Segundo Guimarães, a irrigação por pivô central é o sistema que apresenta o maior crescimento no País, e isso se dá em função da capacidade de distribuição uniforme da água requerida pelas culturas, do alto grau de automação e da adaptação a diferentes tipos de solo. A irrigação de grandes áreas e a capacidade de aplicação de fertilizantes e de defensivos agrícolas via água de irrigação também contribuem para este crescimento. O sistema permite ainda o uso da técnica da pré-irrigação, proteção contra as geadas, supressão da poeira e lixiviação de sais concentrados na zona radicular.
Atualmente existem no Brasil cerca de 23 mil pivôs centrais irrigando uma área de aproximadamente 1,5 milhão de hectares. Os estudos da Embrapa permitem avaliar a tendência de crescimento desse sistema de irrigação desde 1985 e, atualmente, incluem o monitoramento em tempo quase real (a cada 8 dias) do status de uso dos equipamentos, ou seja, se estão ativos (plantados) ou em fase de pousio. “Essas informações permitem deduzir qual é o consumo de água na agricultura irrigada por pivôs centrais no Brasil e o impacto da atividade sobre os recursos hídricos locais. Além disso, fornecem subsídios para a previsão de safra”, explica Guimarães.

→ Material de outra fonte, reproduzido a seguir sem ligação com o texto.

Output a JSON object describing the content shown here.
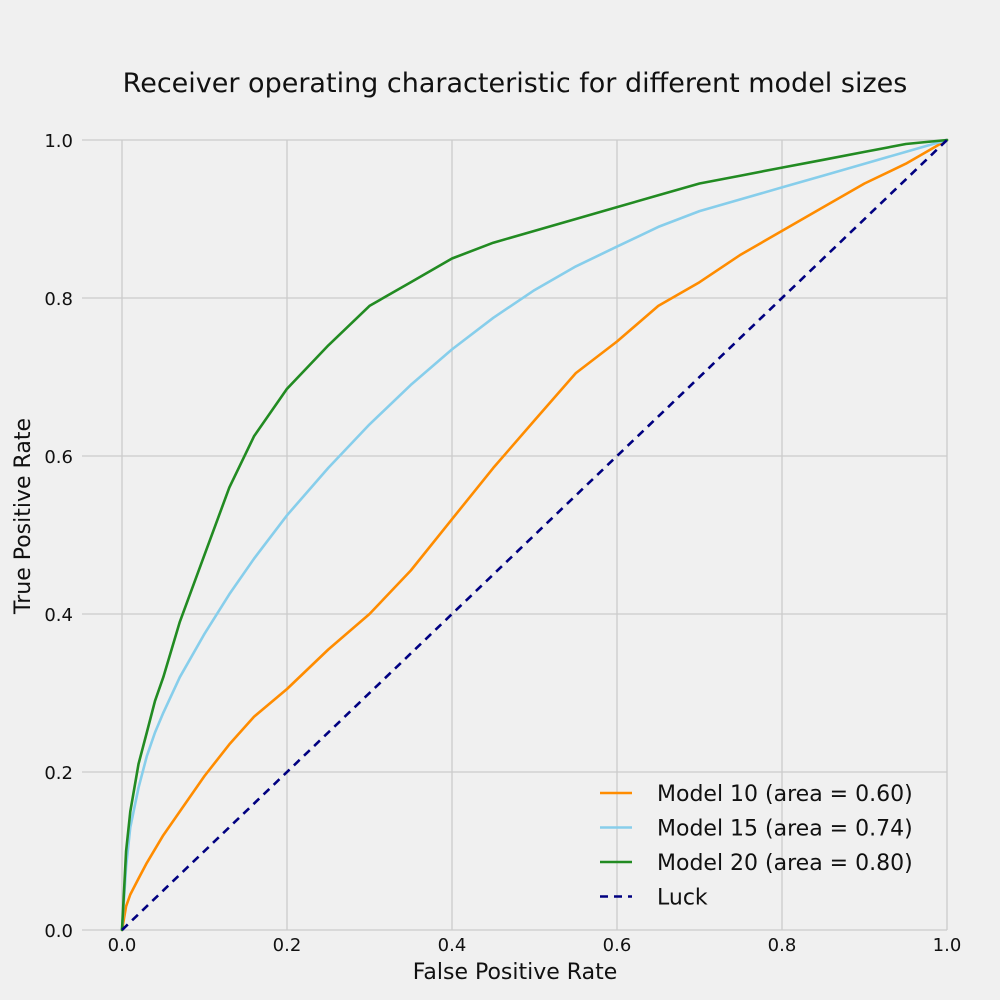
{
  "chart_data": {
    "type": "line",
    "title": "Receiver operating characteristic for different model sizes",
    "xlabel": "False Positive Rate",
    "ylabel": "True Positive Rate",
    "xlim": [
      0.0,
      1.0
    ],
    "ylim": [
      0.0,
      1.0
    ],
    "xticks": [
      "0.0",
      "0.2",
      "0.4",
      "0.6",
      "0.8",
      "1.0"
    ],
    "yticks": [
      "0.0",
      "0.2",
      "0.4",
      "0.6",
      "0.8",
      "1.0"
    ],
    "grid": true,
    "legend_position": "bottom-right",
    "series": [
      {
        "name": "Model 10 (area = 0.60)",
        "color": "#ff8c00",
        "dash": "solid",
        "x": [
          0.0,
          0.005,
          0.01,
          0.02,
          0.03,
          0.05,
          0.07,
          0.1,
          0.13,
          0.16,
          0.2,
          0.25,
          0.3,
          0.35,
          0.4,
          0.45,
          0.5,
          0.55,
          0.6,
          0.65,
          0.7,
          0.75,
          0.8,
          0.85,
          0.9,
          0.95,
          1.0
        ],
        "y": [
          0.0,
          0.03,
          0.045,
          0.065,
          0.085,
          0.12,
          0.15,
          0.195,
          0.235,
          0.27,
          0.305,
          0.355,
          0.4,
          0.455,
          0.52,
          0.585,
          0.645,
          0.705,
          0.745,
          0.79,
          0.82,
          0.855,
          0.885,
          0.915,
          0.945,
          0.97,
          1.0
        ]
      },
      {
        "name": "Model 15 (area = 0.74)",
        "color": "#87ceeb",
        "dash": "solid",
        "x": [
          0.0,
          0.005,
          0.01,
          0.02,
          0.03,
          0.04,
          0.05,
          0.07,
          0.1,
          0.13,
          0.16,
          0.2,
          0.25,
          0.3,
          0.35,
          0.4,
          0.45,
          0.5,
          0.55,
          0.6,
          0.65,
          0.7,
          0.75,
          0.8,
          0.85,
          0.9,
          0.95,
          1.0
        ],
        "y": [
          0.0,
          0.08,
          0.13,
          0.18,
          0.22,
          0.25,
          0.275,
          0.32,
          0.375,
          0.425,
          0.47,
          0.525,
          0.585,
          0.64,
          0.69,
          0.735,
          0.775,
          0.81,
          0.84,
          0.865,
          0.89,
          0.91,
          0.925,
          0.94,
          0.955,
          0.97,
          0.985,
          1.0
        ]
      },
      {
        "name": "Model 20 (area = 0.80)",
        "color": "#228b22",
        "dash": "solid",
        "x": [
          0.0,
          0.005,
          0.01,
          0.02,
          0.03,
          0.04,
          0.05,
          0.07,
          0.1,
          0.13,
          0.16,
          0.2,
          0.25,
          0.3,
          0.35,
          0.4,
          0.45,
          0.5,
          0.55,
          0.6,
          0.65,
          0.7,
          0.75,
          0.8,
          0.85,
          0.9,
          0.95,
          1.0
        ],
        "y": [
          0.0,
          0.1,
          0.15,
          0.21,
          0.25,
          0.29,
          0.32,
          0.39,
          0.475,
          0.56,
          0.625,
          0.685,
          0.74,
          0.79,
          0.82,
          0.85,
          0.87,
          0.885,
          0.9,
          0.915,
          0.93,
          0.945,
          0.955,
          0.965,
          0.975,
          0.985,
          0.995,
          1.0
        ]
      },
      {
        "name": "Luck",
        "color": "#000080",
        "dash": "dashed",
        "x": [
          0.0,
          1.0
        ],
        "y": [
          0.0,
          1.0
        ]
      }
    ]
  }
}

“Há uma tendência de concentração das áreas irrigadas por pivôs centrais no Oeste Baiano e em Mucugê-BA, no Distrito Federal, em São Gotardo, Paracatu e Unaí (MG) e em São Paulo, na bacia do Rio Paranapanema e nos municípios de Guaíra e Casa Branca. Essas informações são também relevantes por indicarem a necessidade de identificação de novas áreas para a expansão da agricultura irrigada e a geração de novos polos de desenvolvimento do agronegócio no Brasil”, salienta o pesquisador.